Im Dezember 2018 hatte ich die Möglichkeit, Jenny in ihrer Wohnung zu interviewen. Das Hauptthema waren ihre CDs aus den letzten 30 Jahren.

© Aleksej Schicke, Stuttgart// Jenny Evans / 2018
© Aleksej Schicke, Stuttgart// Jenny Evans / 2018

 JP: Hallo Jenny, danke für die Einladung. Du bist ja eine renommierte Jazzsängerin, deine erste CD „Whisper Not“ kam bei Bell Records raus.

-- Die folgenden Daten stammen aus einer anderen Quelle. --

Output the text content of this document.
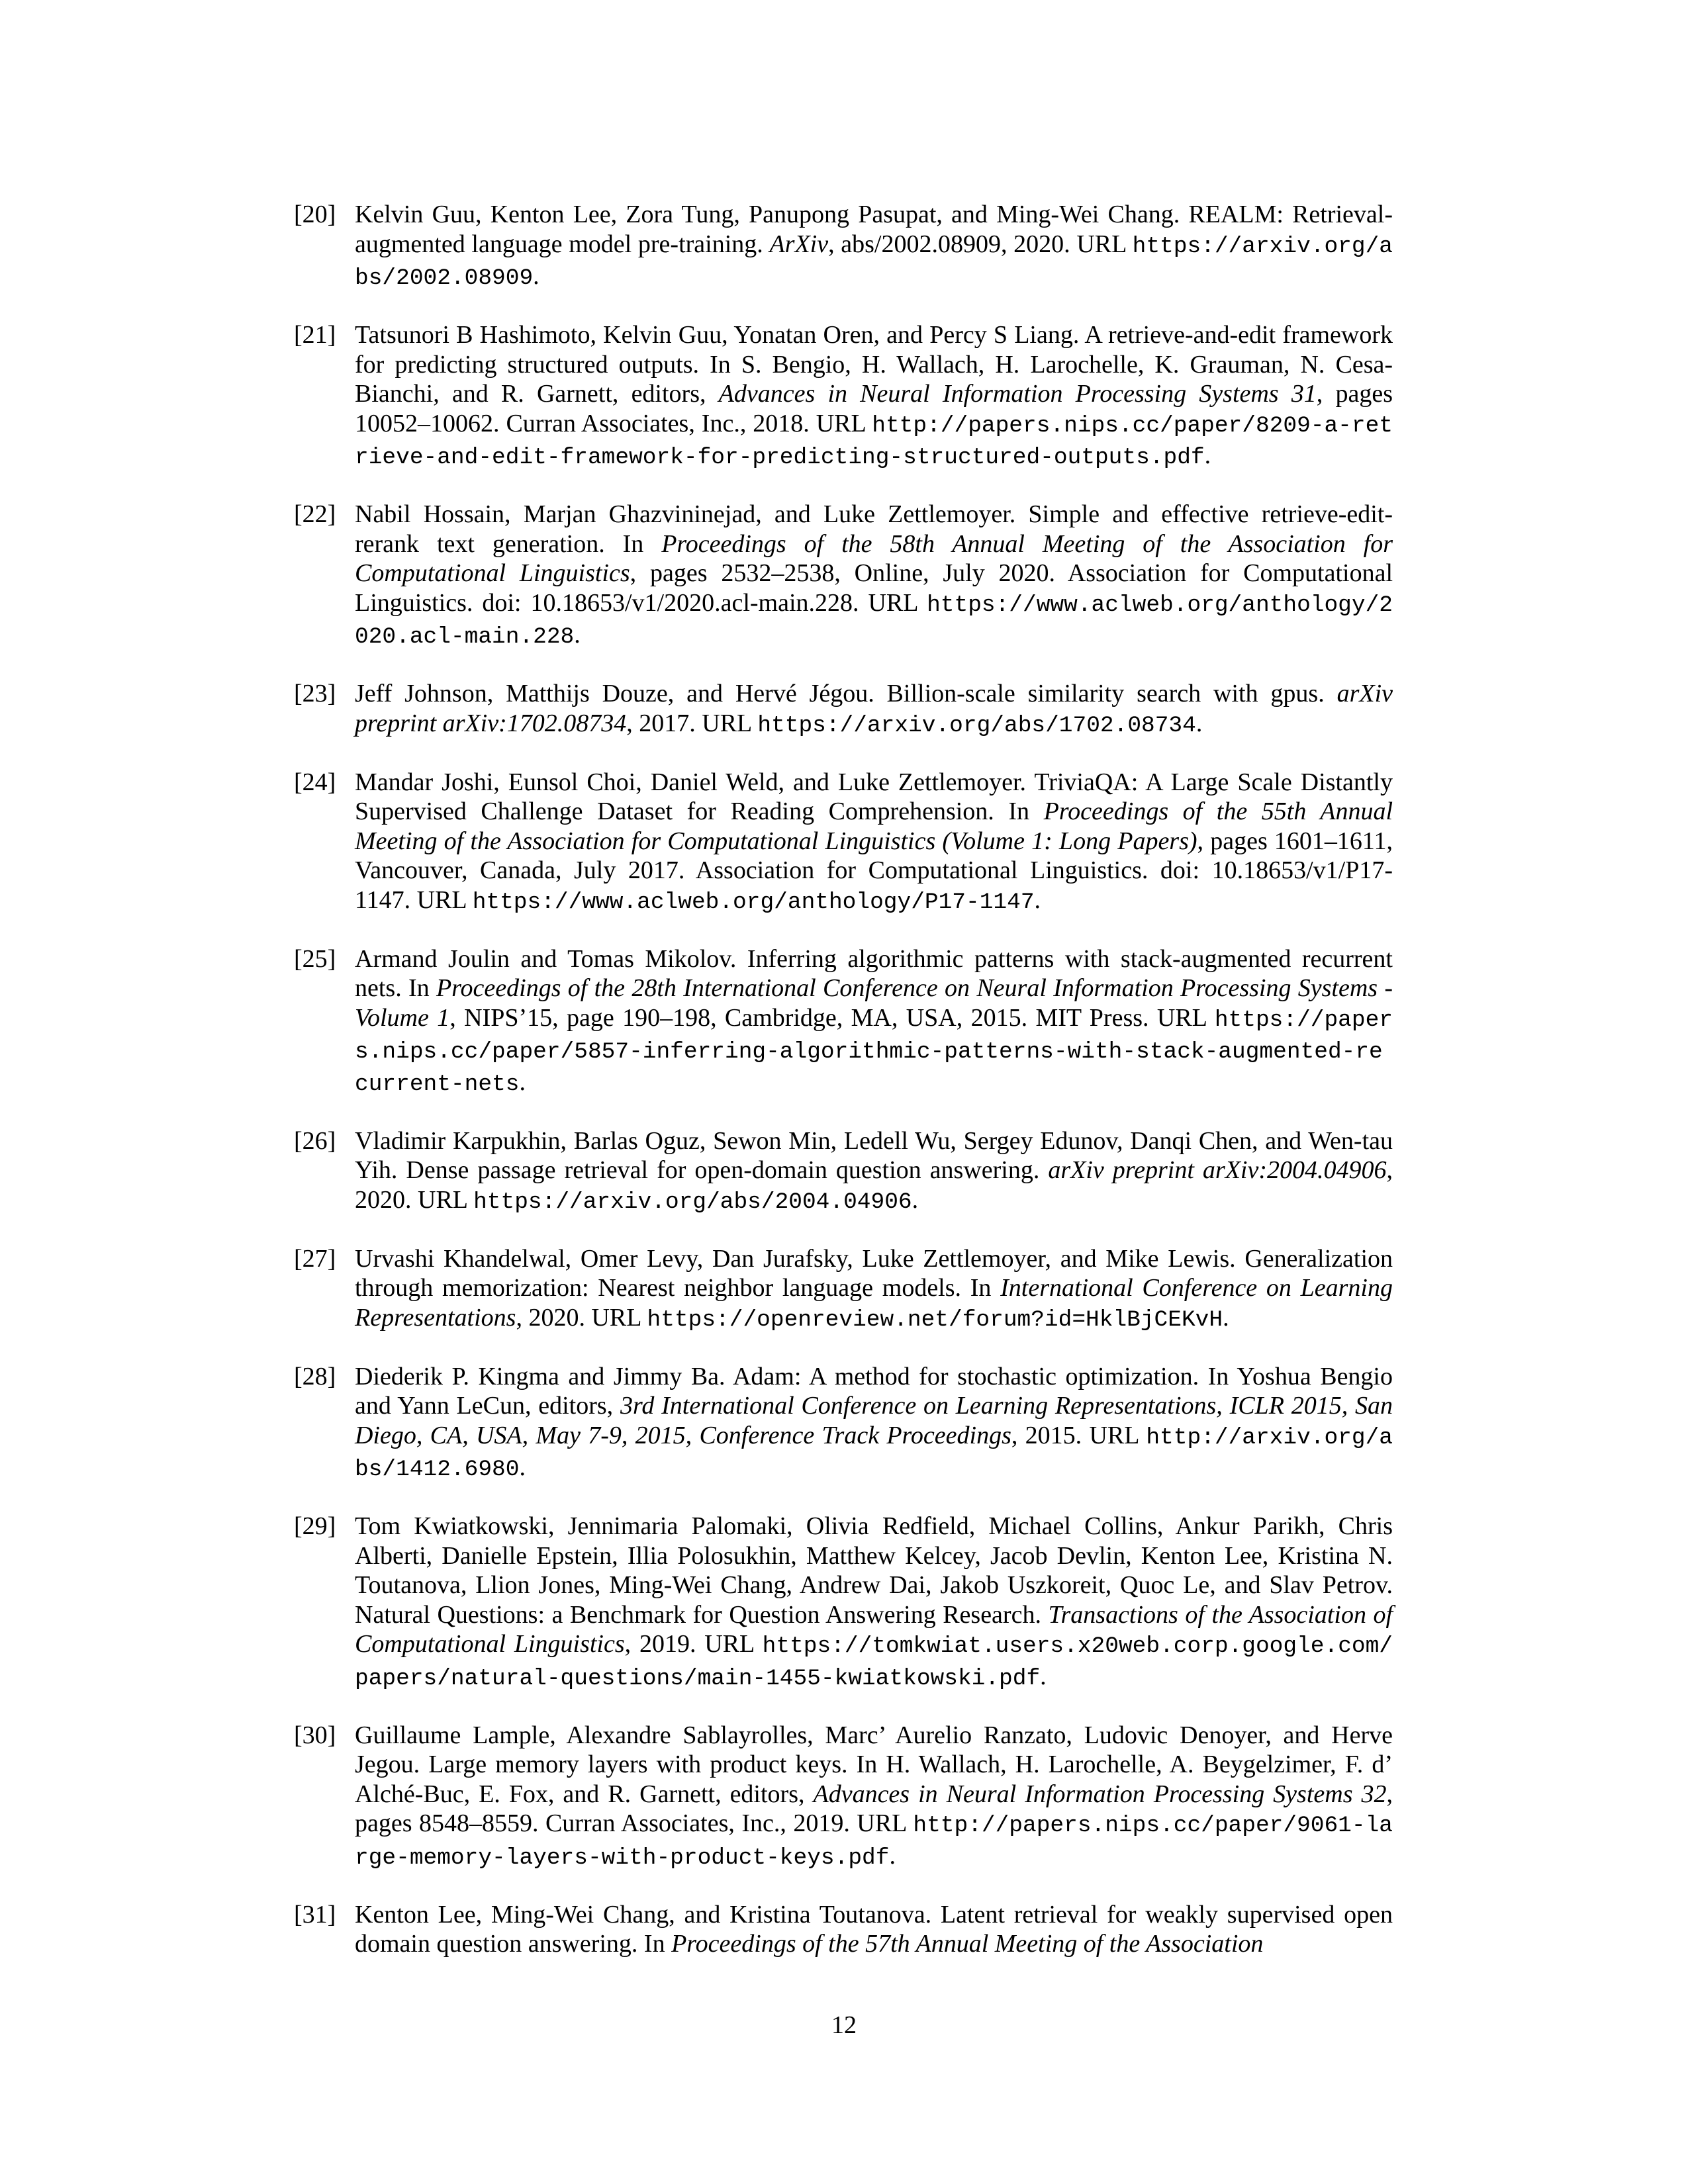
[20] Kelvin Guu, Kenton Lee, Zora Tung, Panupong Pasupat, and Ming-Wei Chang. REALM: Retrieval-augmented language model pre-training. ArXiv, abs/2002.08909, 2020. URL https://arxiv.org/abs/2002.08909.
[21] Tatsunori B Hashimoto, Kelvin Guu, Yonatan Oren, and Percy S Liang. A retrieve-and-edit framework for predicting structured outputs. In S. Bengio, H. Wallach, H. Larochelle, K. Grauman, N. Cesa-Bianchi, and R. Garnett, editors, Advances in Neural Information Processing Systems 31, pages 10052–10062. Curran Associates, Inc., 2018. URL http://papers.nips.cc/paper/8209-a-retrieve-and-edit-framework-for-predicting-structured-outputs.pdf.
[22] Nabil Hossain, Marjan Ghazvininejad, and Luke Zettlemoyer. Simple and effective retrieve-edit-rerank text generation. In Proceedings of the 58th Annual Meeting of the Association for Computational Linguistics, pages 2532–2538, Online, July 2020. Association for Computational Linguistics. doi: 10.18653/v1/2020.acl-main.228. URL https://www.aclweb.org/anthology/2020.acl-main.228.
[23] Jeff Johnson, Matthijs Douze, and Hervé Jégou. Billion-scale similarity search with gpus. arXiv preprint arXiv:1702.08734, 2017. URL https://arxiv.org/abs/1702.08734.
[24] Mandar Joshi, Eunsol Choi, Daniel Weld, and Luke Zettlemoyer. TriviaQA: A Large Scale Distantly Supervised Challenge Dataset for Reading Comprehension. In Proceedings of the 55th Annual Meeting of the Association for Computational Linguistics (Volume 1: Long Papers), pages 1601–1611, Vancouver, Canada, July 2017. Association for Computational Linguistics. doi: 10.18653/v1/P17-1147. URL https://www.aclweb.org/anthology/P17-1147.
[25] Armand Joulin and Tomas Mikolov. Inferring algorithmic patterns with stack-augmented recurrent nets. In Proceedings of the 28th International Conference on Neural Information Processing Systems - Volume 1, NIPS’15, page 190–198, Cambridge, MA, USA, 2015. MIT Press. URL https://papers.nips.cc/paper/5857-inferring-algorithmic-patterns-with-stack-augmented-recurrent-nets.
[26] Vladimir Karpukhin, Barlas Oguz, Sewon Min, Ledell Wu, Sergey Edunov, Danqi Chen, and Wen-tau Yih. Dense passage retrieval for open-domain question answering. arXiv preprint arXiv:2004.04906, 2020. URL https://arxiv.org/abs/2004.04906.
[27] Urvashi Khandelwal, Omer Levy, Dan Jurafsky, Luke Zettlemoyer, and Mike Lewis. Generalization through memorization: Nearest neighbor language models. In International Conference on Learning Representations, 2020. URL https://openreview.net/forum?id=HklBjCEKvH.
[28] Diederik P. Kingma and Jimmy Ba. Adam: A method for stochastic optimization. In Yoshua Bengio and Yann LeCun, editors, 3rd International Conference on Learning Representations, ICLR 2015, San Diego, CA, USA, May 7-9, 2015, Conference Track Proceedings, 2015. URL http://arxiv.org/abs/1412.6980.
[29] Tom Kwiatkowski, Jennimaria Palomaki, Olivia Redfield, Michael Collins, Ankur Parikh, Chris Alberti, Danielle Epstein, Illia Polosukhin, Matthew Kelcey, Jacob Devlin, Kenton Lee, Kristina N. Toutanova, Llion Jones, Ming-Wei Chang, Andrew Dai, Jakob Uszkoreit, Quoc Le, and Slav Petrov. Natural Questions: a Benchmark for Question Answering Research. Transactions of the Association of Computational Linguistics, 2019. URL https://tomkwiat.users.x20web.corp.google.com/papers/natural-questions/main-1455-kwiatkowski.pdf.
[30] Guillaume Lample, Alexandre Sablayrolles, Marc’ Aurelio Ranzato, Ludovic Denoyer, and Herve Jegou. Large memory layers with product keys. In H. Wallach, H. Larochelle, A. Beygelzimer, F. d’ Alché-Buc, E. Fox, and R. Garnett, editors, Advances in Neural Information Processing Systems 32, pages 8548–8559. Curran Associates, Inc., 2019. URL http://papers.nips.cc/paper/9061-large-memory-layers-with-product-keys.pdf.
[31] Kenton Lee, Ming-Wei Chang, and Kristina Toutanova. Latent retrieval for weakly supervised open domain question answering. In Proceedings of the 57th Annual Meeting of the Association
12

Jenny Evans: Bell Records war der Vertrieb für die Platte „Whisper Not“. Ich hatte schon davor ein Angebot bekommen, eine Platte zu machen, aber das war mir zu poppig. Zu der Zeit hatte ich meinen Jazzclub Jenny Place, ich wollte eine LP machen, um mich darzustellen. Ich kannte natürlich durch meinen Jazzclub viele Musiker und hatte viele Lieblingsmusiker, die auch auf der LP spielen wie Fritz Pauer, Lee Harper oder Paulo Cardoso. Der Vorteil für mich damals war, dass ich durch meinen Club die Möglichkeit hatte, das Repertoire zu proben und dann im Studio aufzunehmen.

JP: Die breite Öffentlichkeit kennt dich durch deinen Auftritt beim Tatort mit Götz George – wie kam es dazu?

Jenny: Ich bin Schauspielerin, Schriftstellerin, Sängerin. In England habe ich Theater gespielt und viel im klassischen Bereich gesungen. In München habe ich auch viel Theater gespielt, brachte daher also die notwendige Erfahrung dafür mit. Eines Tages traf ich in meinem Club Jenny‘s Place einen Produzenten, dem meine Darbietung von dem Lied „Send in The Clowns“ sehr gefallen hat. Er hat mir daraufhin angeboten, den Tatort in meinem Club zu drehen, und hat mir sogar eine Rolle angeboten. Die Rolle wurde am Ende für mich umgeschrieben als eine Engländerin Jenny, die einen Jazzclub betreibt. Die Geschichte war zwar an den Haaren herbeigezogen, dennoch ist es eine sehr nette Erinnerung für mich. Die Kussszene am Ende mussten wir immer wieder drehen, denn mein Lippenstift verschmierte immer wieder.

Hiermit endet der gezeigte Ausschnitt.